The Bank is tasked with bringing inflation down to the 2 per cent target level.
Ms Hewson added: “There are still massive question marks about what 2026 will bring and markets don’t expect the Bank of England to cut interest rates more than once or twice over the next year, so borrowers hoping to see a return to the ultra-low levels many people had become used to will have to adapt.”

Holly Evans18 December 2025 07:28
Bank of England poised for Christmas interest rate cut after inflation slows
Interest rates are set to be cut before Christmas after inflation fell to an eight-month low in November, economists think.
The Bank of England is widely expected to reduce borrowing costs to 3.75 per cent from 4 per cent when it next announces its next decision on Thursday.
This would bring borrowing costs down to the lowest rate since the beginning of February 2023.

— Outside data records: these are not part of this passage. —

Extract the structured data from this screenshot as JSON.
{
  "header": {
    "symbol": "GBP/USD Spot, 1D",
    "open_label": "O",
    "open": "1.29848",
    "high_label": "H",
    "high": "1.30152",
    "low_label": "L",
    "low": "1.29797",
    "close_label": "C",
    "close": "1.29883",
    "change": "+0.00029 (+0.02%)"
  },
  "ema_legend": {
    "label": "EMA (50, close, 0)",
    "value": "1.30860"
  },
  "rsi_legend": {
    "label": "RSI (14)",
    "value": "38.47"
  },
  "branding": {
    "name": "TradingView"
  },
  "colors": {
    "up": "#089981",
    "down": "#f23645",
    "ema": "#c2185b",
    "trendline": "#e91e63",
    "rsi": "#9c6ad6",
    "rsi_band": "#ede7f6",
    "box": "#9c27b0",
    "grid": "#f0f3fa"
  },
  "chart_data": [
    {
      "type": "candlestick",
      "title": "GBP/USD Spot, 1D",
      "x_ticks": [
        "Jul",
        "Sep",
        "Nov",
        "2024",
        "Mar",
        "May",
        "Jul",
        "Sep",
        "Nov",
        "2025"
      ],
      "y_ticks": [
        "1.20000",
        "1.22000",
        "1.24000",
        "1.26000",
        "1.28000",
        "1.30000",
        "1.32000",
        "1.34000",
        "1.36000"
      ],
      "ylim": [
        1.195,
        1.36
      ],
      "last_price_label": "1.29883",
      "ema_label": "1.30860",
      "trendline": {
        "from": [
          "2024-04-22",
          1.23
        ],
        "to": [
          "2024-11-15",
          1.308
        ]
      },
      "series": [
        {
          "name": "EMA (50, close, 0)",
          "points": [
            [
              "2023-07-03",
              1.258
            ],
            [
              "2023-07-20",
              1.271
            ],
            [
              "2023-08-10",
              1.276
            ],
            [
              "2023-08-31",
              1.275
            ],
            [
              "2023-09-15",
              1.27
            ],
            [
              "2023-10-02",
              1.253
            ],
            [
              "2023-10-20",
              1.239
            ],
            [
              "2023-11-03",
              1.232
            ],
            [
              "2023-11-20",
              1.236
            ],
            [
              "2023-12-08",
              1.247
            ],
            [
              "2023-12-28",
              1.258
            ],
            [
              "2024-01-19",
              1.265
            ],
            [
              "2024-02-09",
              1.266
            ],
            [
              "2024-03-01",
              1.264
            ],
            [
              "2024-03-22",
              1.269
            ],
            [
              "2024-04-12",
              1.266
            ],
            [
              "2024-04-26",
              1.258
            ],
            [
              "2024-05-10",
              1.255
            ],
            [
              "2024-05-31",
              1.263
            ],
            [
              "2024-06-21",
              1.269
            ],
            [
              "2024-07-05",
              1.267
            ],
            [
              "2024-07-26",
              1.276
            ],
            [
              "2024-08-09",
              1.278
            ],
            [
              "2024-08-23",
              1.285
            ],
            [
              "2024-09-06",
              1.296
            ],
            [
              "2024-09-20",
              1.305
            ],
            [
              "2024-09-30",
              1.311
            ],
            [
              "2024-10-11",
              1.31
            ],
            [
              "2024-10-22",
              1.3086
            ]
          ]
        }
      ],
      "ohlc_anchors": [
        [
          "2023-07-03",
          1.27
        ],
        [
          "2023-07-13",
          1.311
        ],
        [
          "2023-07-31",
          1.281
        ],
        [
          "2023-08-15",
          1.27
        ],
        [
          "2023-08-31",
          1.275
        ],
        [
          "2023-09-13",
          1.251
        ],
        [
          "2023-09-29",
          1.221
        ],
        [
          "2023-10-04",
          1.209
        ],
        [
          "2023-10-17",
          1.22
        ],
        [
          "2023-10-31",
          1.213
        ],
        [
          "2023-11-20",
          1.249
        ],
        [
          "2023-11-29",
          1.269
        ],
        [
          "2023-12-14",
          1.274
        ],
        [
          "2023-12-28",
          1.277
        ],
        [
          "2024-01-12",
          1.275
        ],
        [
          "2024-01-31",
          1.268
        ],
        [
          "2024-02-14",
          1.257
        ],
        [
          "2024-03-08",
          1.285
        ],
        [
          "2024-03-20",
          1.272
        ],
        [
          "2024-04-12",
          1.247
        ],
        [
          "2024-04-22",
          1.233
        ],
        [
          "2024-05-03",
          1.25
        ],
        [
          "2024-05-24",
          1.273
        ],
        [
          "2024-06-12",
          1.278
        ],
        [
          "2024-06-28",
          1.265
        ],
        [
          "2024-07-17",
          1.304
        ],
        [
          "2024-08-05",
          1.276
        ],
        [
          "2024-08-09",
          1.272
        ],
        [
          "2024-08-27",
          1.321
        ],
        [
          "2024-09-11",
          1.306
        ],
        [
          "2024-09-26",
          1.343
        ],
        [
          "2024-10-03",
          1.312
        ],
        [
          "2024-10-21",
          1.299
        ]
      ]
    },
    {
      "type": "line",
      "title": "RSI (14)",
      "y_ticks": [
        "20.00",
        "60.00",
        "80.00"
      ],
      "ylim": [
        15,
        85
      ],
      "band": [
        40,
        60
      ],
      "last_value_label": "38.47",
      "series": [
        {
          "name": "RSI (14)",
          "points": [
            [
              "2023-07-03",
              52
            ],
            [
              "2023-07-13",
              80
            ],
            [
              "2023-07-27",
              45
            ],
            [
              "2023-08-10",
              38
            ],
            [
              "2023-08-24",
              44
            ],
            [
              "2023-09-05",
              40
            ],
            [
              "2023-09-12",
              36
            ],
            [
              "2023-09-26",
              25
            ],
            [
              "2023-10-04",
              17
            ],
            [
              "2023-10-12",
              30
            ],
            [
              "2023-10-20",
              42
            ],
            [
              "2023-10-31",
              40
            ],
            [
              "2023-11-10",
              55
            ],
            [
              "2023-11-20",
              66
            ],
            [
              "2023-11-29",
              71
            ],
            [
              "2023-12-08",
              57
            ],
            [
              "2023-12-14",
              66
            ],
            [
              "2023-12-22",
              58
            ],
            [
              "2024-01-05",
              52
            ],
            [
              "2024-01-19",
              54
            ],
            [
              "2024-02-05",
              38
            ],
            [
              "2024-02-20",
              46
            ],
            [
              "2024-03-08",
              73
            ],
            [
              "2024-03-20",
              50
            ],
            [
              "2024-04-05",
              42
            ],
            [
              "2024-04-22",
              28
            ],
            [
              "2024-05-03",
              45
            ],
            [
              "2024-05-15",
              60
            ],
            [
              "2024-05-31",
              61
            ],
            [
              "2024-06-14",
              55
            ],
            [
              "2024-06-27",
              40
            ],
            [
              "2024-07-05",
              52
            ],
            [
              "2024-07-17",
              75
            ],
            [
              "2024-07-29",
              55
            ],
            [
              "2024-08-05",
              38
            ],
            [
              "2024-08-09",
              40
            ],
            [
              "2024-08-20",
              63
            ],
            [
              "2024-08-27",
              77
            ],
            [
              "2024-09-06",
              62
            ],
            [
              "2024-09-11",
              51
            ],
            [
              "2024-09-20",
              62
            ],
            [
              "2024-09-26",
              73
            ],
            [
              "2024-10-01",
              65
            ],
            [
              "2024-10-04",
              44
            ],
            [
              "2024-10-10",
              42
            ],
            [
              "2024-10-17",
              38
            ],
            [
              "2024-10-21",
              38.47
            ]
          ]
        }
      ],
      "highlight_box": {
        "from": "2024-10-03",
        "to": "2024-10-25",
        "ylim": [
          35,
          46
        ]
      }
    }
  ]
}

Experts have said the Bank’s Monetary Policy Committee (MPC) will be encouraged by recent economic data to lower rates at its final meeting of the year.
In particular, the decision follows the release of the latest inflation data, which showed a bigger drop to Consumer Prices Index (CPI) inflation than analysts had been expecting.
The rate of CPI fell to 3.2 per cent in November, from 3.6 per cent in October, the Office for National Statistics (ONS) said.
This was largely driven by food and drink inflation which dropped to 4.2 per cent from 4.9 per cent, while alcohol and tobacco prices also eased.